Não é para admirar, portanto, o apoio que encontra o marxismo em certos ambientes católicos, como revela Gilbert Mury em "Les Cahiers Internationaux", número 68, em artigo intitulado "Catolicismo francês e progresso": - "A história nos ensina que o clericalismo desempenha um papel importante e frequentemente nefasto na vida política e social de nosso país. Em contraste, um movimento autêntico se delineia na Igreja de França. No interior do Movimento da Paz, da Confederação Geral do Trabalho (C. G. T.), das associações França-U. R. S. S., das Amizades franco-chineses, etc., há católicos que lutam ao lado de materialistas, Encontramo-los na União Progressista, ou seja, no Partido Comunista. Por outro lado, certos grupos da J. O. C., da S. E. C. ou da C. F. T. C., a Jovem República, a equipe da Quinzaine, o Movimento de Libertação do Povo, que são ou foram em origem agrupamentos confessionais, aceitam, em diferentes graus, a unidade de ação com os marxistas para a defesa dos interesses operários, da democracia e da paz" (p. 23 e 24).
A revolução igualitária age por ondas sucessivas. No início deste século, após a publicação da Encíclica "Graves de communi", em que Leão XIII esclarecia em que sentido era aceitável e em que sentido era condenável o conceito de democracia-cristã, alguns elementos exaltados do democratismo liberal e socialista francês acreditaram haver vencido a peleja e exclamaram: "Fizemos o Pontífice tragar a palavra: em breve tragará a coisa" (apud J. Azpiazu, S. J., "Direcciones Pontifícias", p. 130, em "notas para a compreensão da Carta de Sua Santidade Pio X aos Bispos franceses sobre a condenação de le Sillon").
Oportunamente veremos como se tenta agora fazer a Igreja tragar essa mesma democracia social contra a qual Leão XIII já alertava os católicos de seu tempo,
VERDADES ESQUECIDAS
É Ofício do Estado Vingar a Honra de Deus
Santo Agostinho
Do Tratado XI sobre o Evangelho de S. João:
ADMIRAM-SE (os hereges donatistas) porque o poder temporal cristão se insurge contra os dissipadores da Igreja que devem ser detestados. Então não devia insurgir-se? E como prestaria ele contas da sua autoridade, ao seu Deus?
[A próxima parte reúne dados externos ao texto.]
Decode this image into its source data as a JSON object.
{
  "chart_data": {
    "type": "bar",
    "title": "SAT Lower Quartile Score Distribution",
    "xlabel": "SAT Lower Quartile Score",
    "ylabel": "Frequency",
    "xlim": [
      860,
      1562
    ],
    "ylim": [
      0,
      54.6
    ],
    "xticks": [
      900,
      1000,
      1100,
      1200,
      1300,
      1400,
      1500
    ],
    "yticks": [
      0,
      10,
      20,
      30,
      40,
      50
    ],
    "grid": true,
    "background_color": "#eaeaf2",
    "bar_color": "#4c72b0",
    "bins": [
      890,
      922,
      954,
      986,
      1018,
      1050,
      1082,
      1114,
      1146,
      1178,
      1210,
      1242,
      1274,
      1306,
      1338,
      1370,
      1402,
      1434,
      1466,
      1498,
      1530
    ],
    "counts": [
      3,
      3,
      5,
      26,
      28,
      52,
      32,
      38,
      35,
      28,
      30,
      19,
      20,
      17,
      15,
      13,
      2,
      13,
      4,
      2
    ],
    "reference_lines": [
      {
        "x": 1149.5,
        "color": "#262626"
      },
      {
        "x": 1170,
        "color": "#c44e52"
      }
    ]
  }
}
Atendei a que é dever dos reis temporais cristãos procurar que goze de tranquilidade, durante a vigência do seu governo, a Igreja, sua Mãe, que os gerou para a vida espiritual.
Nas visões e profecias de Daniel (Dan. 3, 91 e ss.) lê-se que três meninos louvaram o Senhor no meio das chamas em que foram lançados. O rei Nabucodonosor ficou maravilhado à vista dos meninos que louvavam a Deus, e à vista do fogo que os envolvia sem os molestar.
E, de maravilhado que ficou, que disse esse rei que não era judeu e, portanto, não era circunciso?
Que disse, ele que levantou a sua estátua e tinha imposto a todos a obrigação de a adorar?
Que disse, quando, comovido pelos louvores dos três meninos, viu presente no meio do fogo a majestade de Deus? — "Vou lançar um decreto sobre todos os povos de qualquer tribo e língua".
Que decreto foi esse? — "Pereça todo homem de qualquer povo, tribo ou língua, que tiver proferido alguma blasfêmia contra o Deus de Sidrac, Misac e Abdénago, e a sua casa seja destruída" (ibid. 96).
Eis até que ponto se exaspera um rei estrangeiro, contra os que blasfemam do Deus de Israel, só porque Ele pôde salvar do fogo os três meninos.
E não querem que se levantem os reis cristãos contra os que esbofeteiam Cristo, por quem foram salvos do fogo do inferno, não três meninos, mas todos os povos com os seus reis? ("Evangelho de S. João comentado por Agostinho", versão do latim pelo Pe. José Augusto Rodrigues Amado, Coimbra, 1944, vol. I, pag. 301).